Berdasarkan pengalaman Inggris, ia berpendapat bahwa telah ada tiga periode dalam
evolusi sejarah kewarganegaraan. Setiap periode telah memperoleh seperangkat hak dan tugas
yang berbeda. Periode pertama, kira-kira dari abad ke-17 hingga pertengahan ke-19, melihat
konsolidasi hak-hak sipil yang diperlukan untuk terlibat dalam berbagai kegiatan sosial dan
ekonomi, dari kebebasan untuk memiliki properti dan menukar barang, jasa, dan tenaga kerja
yang dibutuhkan oleh suatu pasar yang berfungsi, untuk kebebasan berpikir dan untuk
mengekspresikan perbedaan pendapat. Periode kedua, mulai dari akhir abad ke-18 hingga awal
abad ke-20, bertepatan dengan perolehan hak politik untuk memilih dan mencalonkan diri
dalam pemilihan, pertama oleh semua pemilik properti, kemudian semua pria dewasa, dan
akhirnya wanita juga. Periode ketiga, dimulai dari akhir abad ke-19 hingga pertengahan abad
ke-2, melibatkan penciptaan hak-hak sosial. Jadi hak-hak ini datang tidak hanya mencakup
asuransi sosial terhadap pengangguran atau penyakit, tetapi juga hak yang lebih luas seperti
untuk pendidikan, perawatan kesehatan dan pensiun.
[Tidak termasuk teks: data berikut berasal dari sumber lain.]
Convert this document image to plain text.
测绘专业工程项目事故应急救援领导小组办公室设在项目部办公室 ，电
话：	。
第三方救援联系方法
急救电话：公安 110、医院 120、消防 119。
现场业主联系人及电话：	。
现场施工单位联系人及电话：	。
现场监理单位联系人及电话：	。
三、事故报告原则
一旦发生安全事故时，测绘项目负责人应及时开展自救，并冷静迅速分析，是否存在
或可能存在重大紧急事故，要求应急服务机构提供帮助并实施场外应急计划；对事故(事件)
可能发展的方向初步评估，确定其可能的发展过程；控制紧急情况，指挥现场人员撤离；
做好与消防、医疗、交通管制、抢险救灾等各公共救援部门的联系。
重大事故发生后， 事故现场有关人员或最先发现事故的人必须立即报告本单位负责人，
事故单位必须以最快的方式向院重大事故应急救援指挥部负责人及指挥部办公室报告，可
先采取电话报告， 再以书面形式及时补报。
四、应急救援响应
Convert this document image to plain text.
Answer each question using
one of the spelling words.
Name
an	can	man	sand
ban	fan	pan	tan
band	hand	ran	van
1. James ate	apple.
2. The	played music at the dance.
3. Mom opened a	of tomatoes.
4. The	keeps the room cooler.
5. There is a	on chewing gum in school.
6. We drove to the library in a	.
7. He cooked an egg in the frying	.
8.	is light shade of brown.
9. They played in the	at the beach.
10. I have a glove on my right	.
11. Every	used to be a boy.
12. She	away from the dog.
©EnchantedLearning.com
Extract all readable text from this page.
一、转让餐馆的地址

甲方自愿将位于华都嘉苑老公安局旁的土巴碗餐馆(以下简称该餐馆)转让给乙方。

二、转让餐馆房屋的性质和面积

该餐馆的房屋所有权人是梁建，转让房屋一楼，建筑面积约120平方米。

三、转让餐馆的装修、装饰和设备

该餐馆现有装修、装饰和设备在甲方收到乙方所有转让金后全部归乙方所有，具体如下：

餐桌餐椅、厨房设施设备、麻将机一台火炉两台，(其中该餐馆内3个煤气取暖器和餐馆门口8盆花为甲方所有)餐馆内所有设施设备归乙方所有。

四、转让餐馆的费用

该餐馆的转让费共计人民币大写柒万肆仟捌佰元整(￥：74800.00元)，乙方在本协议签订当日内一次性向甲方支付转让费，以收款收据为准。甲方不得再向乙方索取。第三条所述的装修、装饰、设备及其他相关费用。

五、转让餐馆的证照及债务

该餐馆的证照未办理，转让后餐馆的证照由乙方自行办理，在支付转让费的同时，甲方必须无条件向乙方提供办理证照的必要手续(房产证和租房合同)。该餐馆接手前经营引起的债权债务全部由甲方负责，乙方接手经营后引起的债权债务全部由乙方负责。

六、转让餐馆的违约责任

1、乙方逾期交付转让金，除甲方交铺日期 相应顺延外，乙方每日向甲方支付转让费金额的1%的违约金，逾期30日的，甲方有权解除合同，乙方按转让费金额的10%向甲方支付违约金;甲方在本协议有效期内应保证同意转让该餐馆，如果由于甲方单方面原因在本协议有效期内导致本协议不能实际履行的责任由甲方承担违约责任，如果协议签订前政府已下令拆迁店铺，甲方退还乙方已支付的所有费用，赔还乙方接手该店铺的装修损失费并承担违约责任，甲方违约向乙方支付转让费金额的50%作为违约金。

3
Pada tahun 1950-an, ketika ekonomi negara-negara Eropa Barat berada dalam
peningkatan dan peningkatan pengeluaran kesejahteraan, wajar bagi Marshall untuk
memperlakukan hak-hak sosial sebagai puncak dari perjuangan untuk bentuk kewarganegaraan
yang semakin inklusif dan egaliter. Tak perlu dikatakan, acara-acara berikutnya cenderung
menantang kesimpulan optimis itu. Banyak asumsi ekonomi dan sosial yang menjadi dasar
penyelesaian ini juga telah dikritik oleh mereka yang berusaha untuk memperluas daripada
membatasi kewarganegaraan. Para pencinta lingkungan telah menyerang peningkatan produksi
ekonomi, kaum feminis terus mengabaikan peran subordinat perempuan di pasar tenaga kerja,
dan para multikulturalis bahkan menyebutkan masalah etnis. Seperti halnya kritik terhadap
narasi sejarah Marshall, pengamatan ini tidak selalu bertentangan dengan dorongan utama
argumennya. Mereka hanya menunjukkan bagaimana setiap upaya untuk mewujudkan suatu
bentuk kewarganegaraan yang setara menghasilkan kekurangan dan masalahnya sendiri yang
tak terduga - menghasilkan perjuangan baru dalam cara komunitas politik, hak, dan partisipasi
warga negara.
Dalam dua hal, perkembangan saat ini mungkin merusak skema Marshall. Pertama,
kewarganegaraan legal menjadi semakin otonom dari kewarganegaraan politik ketika
globalisasi mengikis negara bangsa tanpa menciptakan komunitas politik alternatif yang
mampu memberikan fokus untuk partisipasi dalam promosi barang kolektif. Sebagai
konsekuensi dari dua perkembangan ini, kapasitas kewarganegaraan untuk dibentuk melalui
proses perjuangan mungkin telah menurun.